Likewise, the state of California has enacted, and is moving forward, with a measure that’s set to raise the minimum wage for hospital workers, including gift shop cashiers and cleaners, to $25 an hour.

Not to be outdone, groups like One Fair Wage are calling for California to raise the statewide mandatory wage for workers in all industries to the $20 minimum that’s currently devastating the fast food sector.

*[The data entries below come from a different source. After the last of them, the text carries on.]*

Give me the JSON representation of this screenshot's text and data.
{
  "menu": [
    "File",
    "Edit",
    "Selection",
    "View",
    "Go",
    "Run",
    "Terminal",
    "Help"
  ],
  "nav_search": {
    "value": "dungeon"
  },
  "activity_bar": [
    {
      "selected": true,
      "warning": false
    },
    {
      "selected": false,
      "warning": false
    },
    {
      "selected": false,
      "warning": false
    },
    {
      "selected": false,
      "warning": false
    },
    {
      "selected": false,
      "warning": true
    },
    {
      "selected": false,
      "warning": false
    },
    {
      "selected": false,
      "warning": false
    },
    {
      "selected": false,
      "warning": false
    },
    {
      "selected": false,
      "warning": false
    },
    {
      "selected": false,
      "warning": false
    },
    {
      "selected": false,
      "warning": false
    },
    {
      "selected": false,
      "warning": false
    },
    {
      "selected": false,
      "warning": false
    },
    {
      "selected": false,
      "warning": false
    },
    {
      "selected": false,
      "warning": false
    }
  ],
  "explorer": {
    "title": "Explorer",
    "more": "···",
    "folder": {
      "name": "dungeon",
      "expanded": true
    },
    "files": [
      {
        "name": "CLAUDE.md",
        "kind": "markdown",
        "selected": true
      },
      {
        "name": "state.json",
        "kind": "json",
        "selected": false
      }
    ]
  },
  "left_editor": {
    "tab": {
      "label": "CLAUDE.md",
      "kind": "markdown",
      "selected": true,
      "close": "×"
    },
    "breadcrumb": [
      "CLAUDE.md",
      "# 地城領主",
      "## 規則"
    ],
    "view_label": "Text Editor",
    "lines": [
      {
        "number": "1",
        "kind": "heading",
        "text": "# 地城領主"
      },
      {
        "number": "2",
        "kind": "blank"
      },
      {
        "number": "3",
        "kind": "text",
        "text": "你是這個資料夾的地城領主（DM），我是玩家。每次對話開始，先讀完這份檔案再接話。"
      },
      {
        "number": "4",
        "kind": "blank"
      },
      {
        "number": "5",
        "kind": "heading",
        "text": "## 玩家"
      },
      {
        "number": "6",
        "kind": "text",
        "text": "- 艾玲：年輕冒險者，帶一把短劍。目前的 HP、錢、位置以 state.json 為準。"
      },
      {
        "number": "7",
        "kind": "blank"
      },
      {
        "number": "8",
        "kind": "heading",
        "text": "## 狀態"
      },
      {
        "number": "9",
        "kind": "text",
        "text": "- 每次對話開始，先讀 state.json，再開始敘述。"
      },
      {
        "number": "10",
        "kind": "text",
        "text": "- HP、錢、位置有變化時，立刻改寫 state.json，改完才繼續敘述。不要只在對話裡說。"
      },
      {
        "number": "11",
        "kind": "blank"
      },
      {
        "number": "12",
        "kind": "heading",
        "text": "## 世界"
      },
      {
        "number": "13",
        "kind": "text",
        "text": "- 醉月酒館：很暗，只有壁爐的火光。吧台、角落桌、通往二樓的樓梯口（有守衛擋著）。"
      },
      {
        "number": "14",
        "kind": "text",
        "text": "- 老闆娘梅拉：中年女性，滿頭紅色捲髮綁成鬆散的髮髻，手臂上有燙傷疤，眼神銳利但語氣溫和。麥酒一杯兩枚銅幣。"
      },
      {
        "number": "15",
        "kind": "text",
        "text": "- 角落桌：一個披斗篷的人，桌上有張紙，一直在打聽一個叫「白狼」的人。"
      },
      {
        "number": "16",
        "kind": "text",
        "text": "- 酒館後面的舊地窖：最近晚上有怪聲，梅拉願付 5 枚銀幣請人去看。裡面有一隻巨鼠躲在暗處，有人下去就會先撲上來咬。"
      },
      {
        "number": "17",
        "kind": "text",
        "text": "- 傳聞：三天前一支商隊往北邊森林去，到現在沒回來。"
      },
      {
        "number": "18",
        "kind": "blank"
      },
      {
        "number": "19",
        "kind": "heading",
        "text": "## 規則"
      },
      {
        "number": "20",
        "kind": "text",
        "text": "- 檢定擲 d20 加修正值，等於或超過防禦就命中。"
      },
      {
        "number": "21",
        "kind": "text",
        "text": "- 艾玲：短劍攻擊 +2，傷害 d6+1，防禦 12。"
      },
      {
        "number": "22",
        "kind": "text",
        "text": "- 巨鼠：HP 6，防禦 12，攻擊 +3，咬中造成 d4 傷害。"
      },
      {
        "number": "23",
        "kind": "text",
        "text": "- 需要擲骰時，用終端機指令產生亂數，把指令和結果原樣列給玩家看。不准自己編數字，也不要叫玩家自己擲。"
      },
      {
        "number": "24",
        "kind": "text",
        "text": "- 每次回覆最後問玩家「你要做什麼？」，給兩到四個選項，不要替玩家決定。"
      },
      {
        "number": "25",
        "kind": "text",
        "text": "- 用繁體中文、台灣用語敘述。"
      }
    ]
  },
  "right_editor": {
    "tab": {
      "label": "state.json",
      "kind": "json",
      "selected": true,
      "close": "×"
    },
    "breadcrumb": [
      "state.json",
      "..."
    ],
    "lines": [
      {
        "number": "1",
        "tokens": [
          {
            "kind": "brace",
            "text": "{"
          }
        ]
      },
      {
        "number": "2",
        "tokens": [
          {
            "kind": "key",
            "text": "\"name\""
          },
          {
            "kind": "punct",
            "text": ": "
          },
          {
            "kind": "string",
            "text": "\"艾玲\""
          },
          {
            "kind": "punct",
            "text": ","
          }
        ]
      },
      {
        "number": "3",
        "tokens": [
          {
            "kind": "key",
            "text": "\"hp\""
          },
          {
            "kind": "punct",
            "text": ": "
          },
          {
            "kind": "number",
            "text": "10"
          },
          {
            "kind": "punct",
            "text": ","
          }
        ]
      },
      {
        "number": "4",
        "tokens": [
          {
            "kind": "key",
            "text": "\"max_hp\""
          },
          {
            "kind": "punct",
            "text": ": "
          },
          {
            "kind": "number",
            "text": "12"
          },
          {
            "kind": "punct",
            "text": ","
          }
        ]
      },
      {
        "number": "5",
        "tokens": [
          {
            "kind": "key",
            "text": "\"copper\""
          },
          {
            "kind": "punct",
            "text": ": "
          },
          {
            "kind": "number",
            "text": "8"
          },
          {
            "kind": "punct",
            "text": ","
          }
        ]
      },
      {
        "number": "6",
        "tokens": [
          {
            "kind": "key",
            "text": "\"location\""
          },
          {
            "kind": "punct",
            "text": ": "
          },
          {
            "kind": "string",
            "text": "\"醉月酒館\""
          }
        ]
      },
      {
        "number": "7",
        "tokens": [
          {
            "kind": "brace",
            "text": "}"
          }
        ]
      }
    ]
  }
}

It’s not like California has no way of knowing the consequences of mandating higher minimum wages, on either a piecemeal or statewide scale. A 2022 University of California, Irvine (UCI) study found a “strong negative relationship between minimum wage increases and employment,” as UCI Economist Deumark explains:

“This means, for example, that a $1 increase in the minimum wage in California would cause a loss of 22,000 jobs in the restaurant industry in the short term, and a cumulative loss of about 63,000 jobs after four years.”

And studies conducted for the West Hollywood City Council in 2024 found that the city’s previous increase in the minimum wage and paid time off mandates cost 22 percent of hourly workers their jobs and hurt 42 percent of employers.